Isle of Wight mental health services set to change
As proposals are unveiled to create a priority health body specifically for community and mental health services in Hampshire and the Isle of Wight, assurances have been given that the island will not be left behind.
An independent review was carried out earlier this year into the area’s community and mental health services for the Hampshire and Isle of Wight Integrated Care Board (ICB), which concluded that there was “d ‘huge inconsistencies’ in how health pathways were provided, according to the island’s mental health chief.
Speaking to the Isle of Wight NHS Trust Board yesterday (Thursday), Dr Lesley Stevens, Director of Community, Mental Health and Learning Disabilities, said: ‘There has inconsistencies in how things are funded, real challenges across the system around the workforce, and inconsistency in clinical pathways.
The review led the ICB to make five key recommendations.
Among these is the proposal to create a new trust across the region specifically for these services, with local divisions focusing on their communities.

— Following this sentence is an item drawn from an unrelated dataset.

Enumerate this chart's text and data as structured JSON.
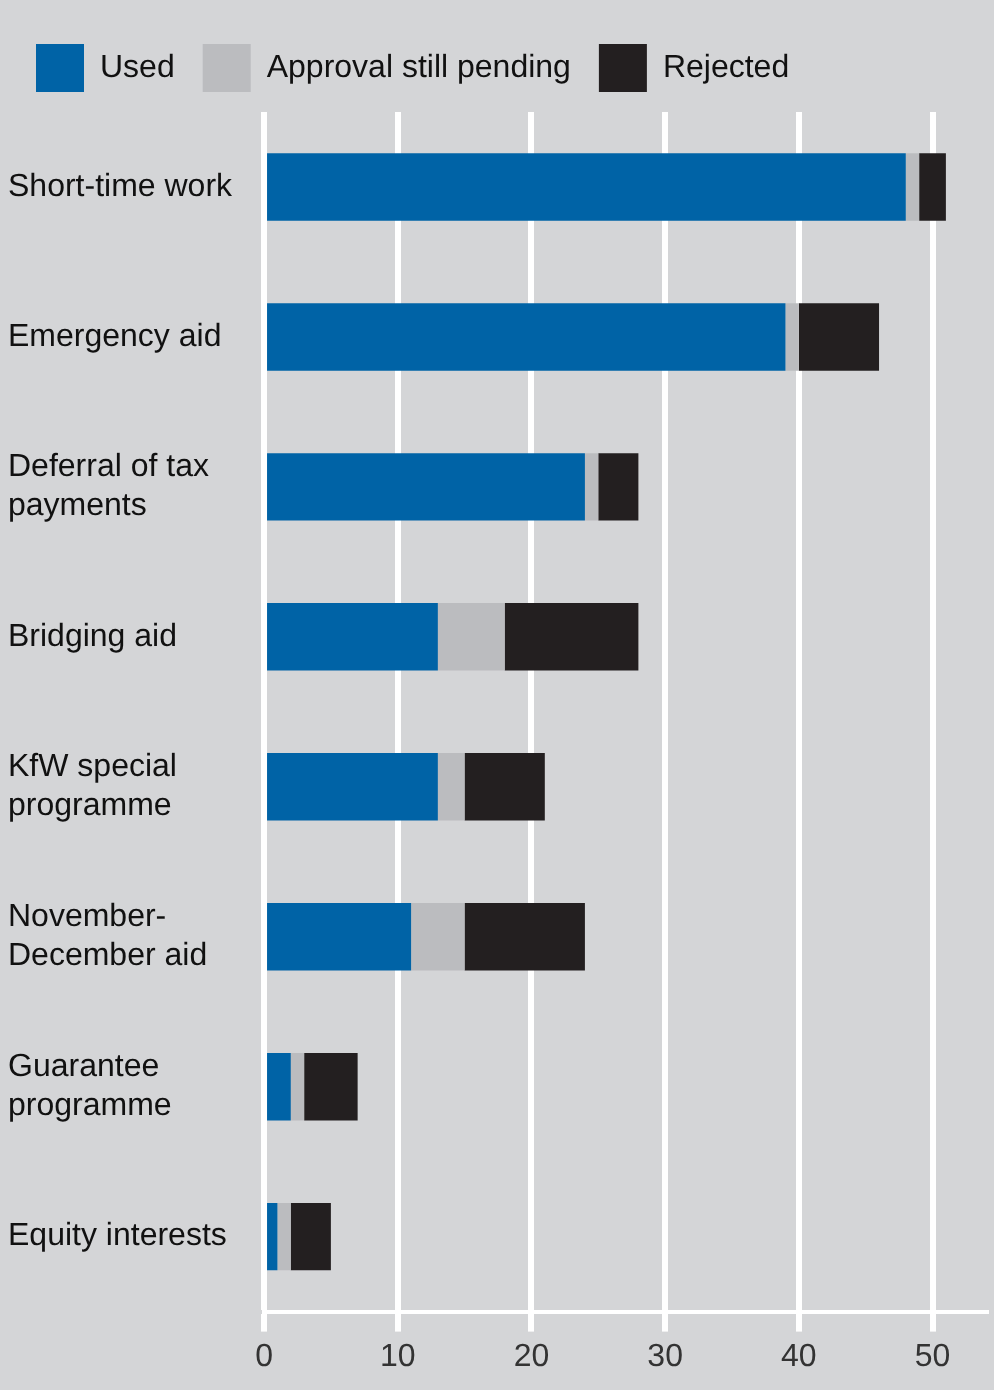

Dr Stevens said: “Services will be locally delivered and will always be locally delivered. That ability for us to support each other and the consistency of the [health] the model is important.”
Speaking after the meeting, Dr Stevens welcomed the news and said the trust had made good progress in improving the services it provides to the island over the past few years, thanks to the hard work and staff engagement.
Much of the improvement, she said, was due to the positive way the trust worked with its Solent NHS Trust partners, service users and the wider community.
A clinical strategy, focusing on prevention, early intervention and patient-centred care, was also proposed.
Dr Stevens said work is ongoing on the strategy and is progressing well with nine priority areas identified – one being the child and adolescent mental health pathway which is the most complex pathway to trust, and saw very high demand after Covid-19.
Other recommendations included a review of community physical beds to ensure the highest levels of patient safety; a system-wide strategy for place and local leadership; and establishing a more strategic approach to funding community and mental health services to address inequities.